Quando una scelta fa andare in crisi
Un padre, una figlia
(Romania/Francia/Belgio, 2016)
regia: Cristian Mungiu
con: Adrian Titieni, Maria-Vitoria Dragus, Lia Bugnar
durata: 128’
Valutazione Cnvf: consigliabile/problematico/dibattiti
Non capita spesso, purtroppo, soprattutto a casa di un mercato della distribuzione cinematografica come quello italiano, che è quanto di più pigro si possa immaginare, ma ogni tanto anche nelle sale alla portata di tutti, e non solo in quelle occasionali dei festival, spunta qualche titolo di grande interesse.
È il caso di questo film del rumeno Cristian Mungiu, che nel 2007 vinse con gran merito la Palma d’oro a Cannes con il drammatico e bellissimo Quattro mesi, tre settimane e due giorni, e che torna con un’opera di altrettanto valore.
Là il tema era quello delle maternità indesiderate e dell’aborto, qui è quello del rapporto tra un padre e una figlia, ma il segno della continuità tematica e d’autore è rappresentato dall’interrogarsi sulle proprie convinzioni e sulla coerenza tra ciò in cui si crede e i comportamenti concreti.
Romeo Aldea lavora come medico in un ospedale della Romania. È un uomo integerrimo, che ha sempre condotto vita sia professionale che privata di estremo rigore. Ha una figlia, Eliza, che è oggetto di grande amore e attenzione. Eliza sta per diplomarsi e ha in vista la possibilità di andare a studiare in una università inglese. Accade però che la ragazza proprio poco prima della prova d’esame scritta subisca una brutale aggressione, che pone in serio pericolo il risultato scolastico.
Contraddicendo ai suoi principi più saldi, il padre si dispone a chiedere un trattamento di favore per la figlia, offrendo in cambio una sua compromissione professionale.

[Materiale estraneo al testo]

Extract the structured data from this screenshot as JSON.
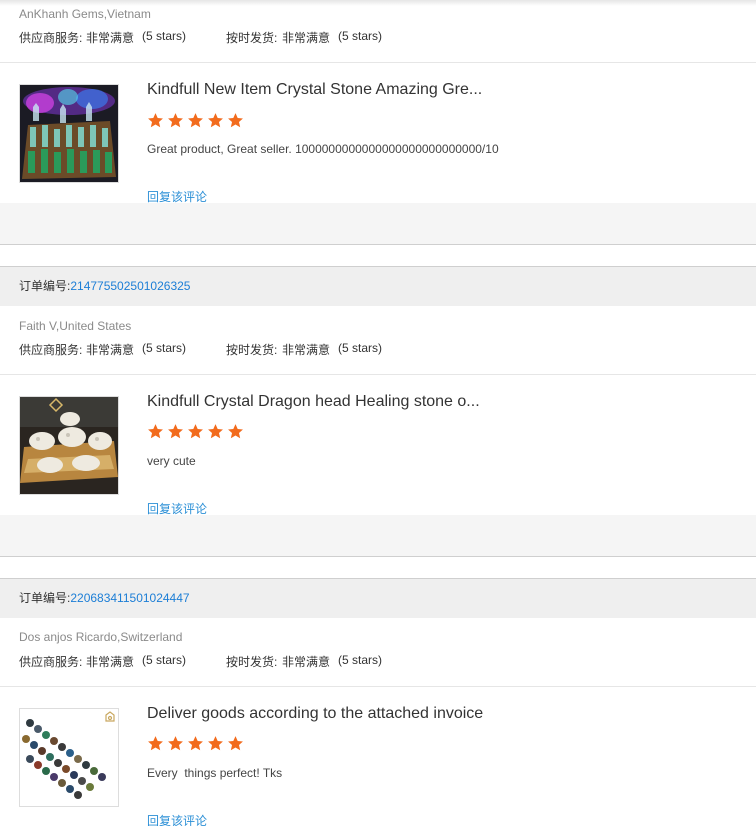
{
  "labels": {
    "order_no": "订单编号:",
    "supplier_service": "供应商服务:",
    "on_time_delivery": "按时发货:",
    "rating_text": "非常满意",
    "stars_text": "(5 stars)",
    "reply": "回复该评论"
  },
  "reviews": [
    {
      "buyer": "AnKhanh Gems,Vietnam",
      "product_title": "Kindfull New Item Crystal Stone Amazing Gre...",
      "rating": 5,
      "comment": "Great product, Great seller. 1000000000000000000000000000/10",
      "thumb_icon": "crystal-towers-photo"
    },
    {
      "order_no": "214775502501026325",
      "buyer": "Faith V,United States",
      "product_title": "Kindfull Crystal Dragon head Healing stone o...",
      "rating": 5,
      "comment": "very cute",
      "thumb_icon": "dragon-head-photo"
    },
    {
      "order_no": "220683411501024447",
      "buyer": "Dos anjos Ricardo,Switzerland",
      "product_title": "Deliver goods according to the attached invoice",
      "rating": 5,
      "comment": "Every  things perfect! Tks",
      "thumb_icon": "bead-bracelets-photo"
    }
  ],
  "colors": {
    "star": "#f26b1d",
    "link": "#1c7ed6"
  }
}
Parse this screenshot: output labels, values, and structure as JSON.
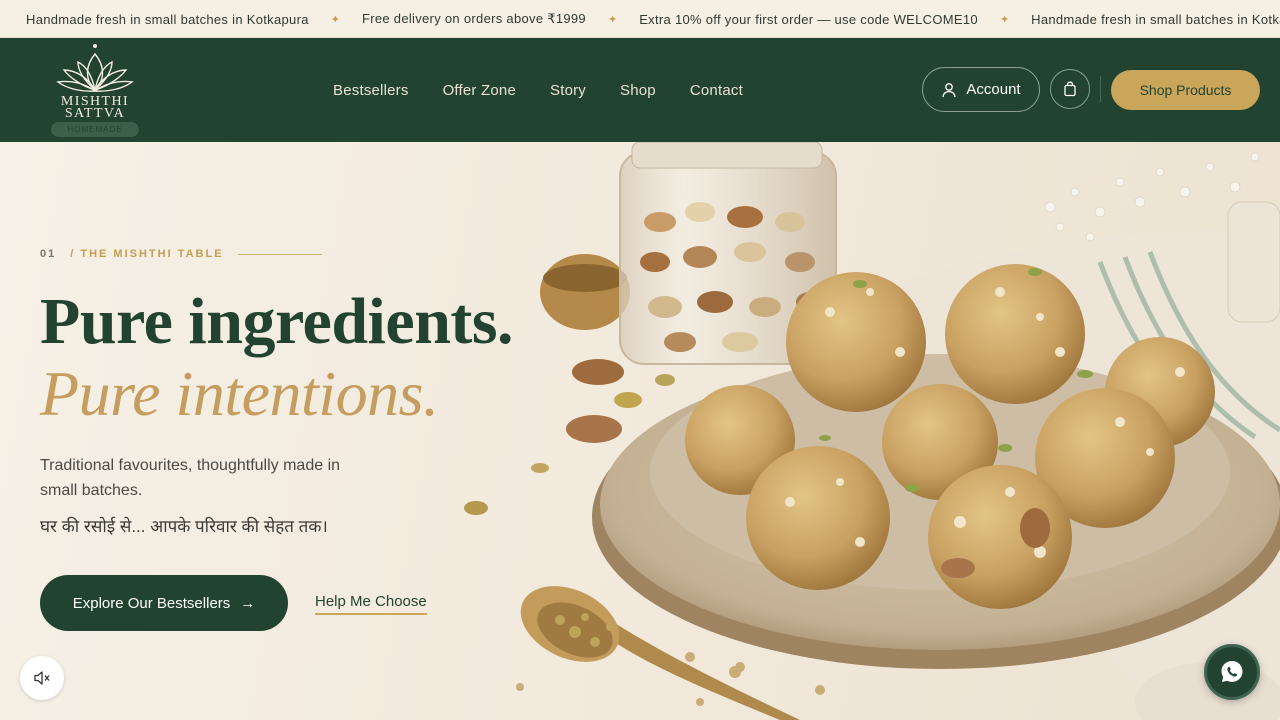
{
  "announcement": {
    "items": [
      "Handmade fresh in small batches in Kotkapura",
      "Free delivery on orders above ₹1999",
      "Extra 10% off your first order — use code WELCOME10",
      "Handmade fresh in small batches in Kotkapura"
    ],
    "separator": "✦"
  },
  "header": {
    "logo": {
      "line1": "MISHTHI",
      "line2": "SATTVA",
      "badge": "HOMEMADE"
    },
    "nav": [
      "Bestsellers",
      "Offer Zone",
      "Story",
      "Shop",
      "Contact"
    ],
    "account_label": "Account",
    "cart_icon": "shopping-bag-icon",
    "shop_label": "Shop Products"
  },
  "hero": {
    "kicker_num": "01",
    "kicker_label": "/ THE MISHTHI TABLE",
    "title_line1": "Pure ingredients.",
    "title_line2": "Pure intentions.",
    "subtitle": "Traditional favourites, thoughtfully made in small batches.",
    "hindi_line": "घर की रसोई से... आपके परिवार की सेहत तक।",
    "primary_cta": "Explore Our Bestsellers",
    "primary_cta_arrow": "→",
    "secondary_cta": "Help Me Choose"
  },
  "floating": {
    "mute_icon": "speaker-muted-icon",
    "whatsapp_icon": "whatsapp-icon"
  },
  "colors": {
    "brand_green": "#22432f",
    "gold": "#c9a65a",
    "cream": "#f3ece1"
  }
}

In una società come quella italiana, che a volte pare rasentare livelli di cinismo davvero imbarazzanti, forse a qualcuno potrebbe far sorridere l’idea che un uomo vada in crisi quando debba scegliere fra le proprie idee e la convenienza per un componente della sua famiglia. Si tratta invece di un dilemma con enormi implicazioni morali ed etiche, che Mungiu affronta costruendo situazioni e personaggi di grande profondità, senza concedere nulla né al facile sentimentalismo e neanche alla risposte rapide e di comodo.
In questo modo l’interrogazione che ci viene proposta su questioni che sembrano solo personali diventa un gigantesco punto di domanda sullo stato della salute morale non solo della Romania ma dell’Europa intera. Le risposte che vengono date non sono ottimiste e rasserenanti, ma in questo caso è la domanda che conta ed è una domanda che ciascuno di noi non dovrebbe mai smettere di porsi.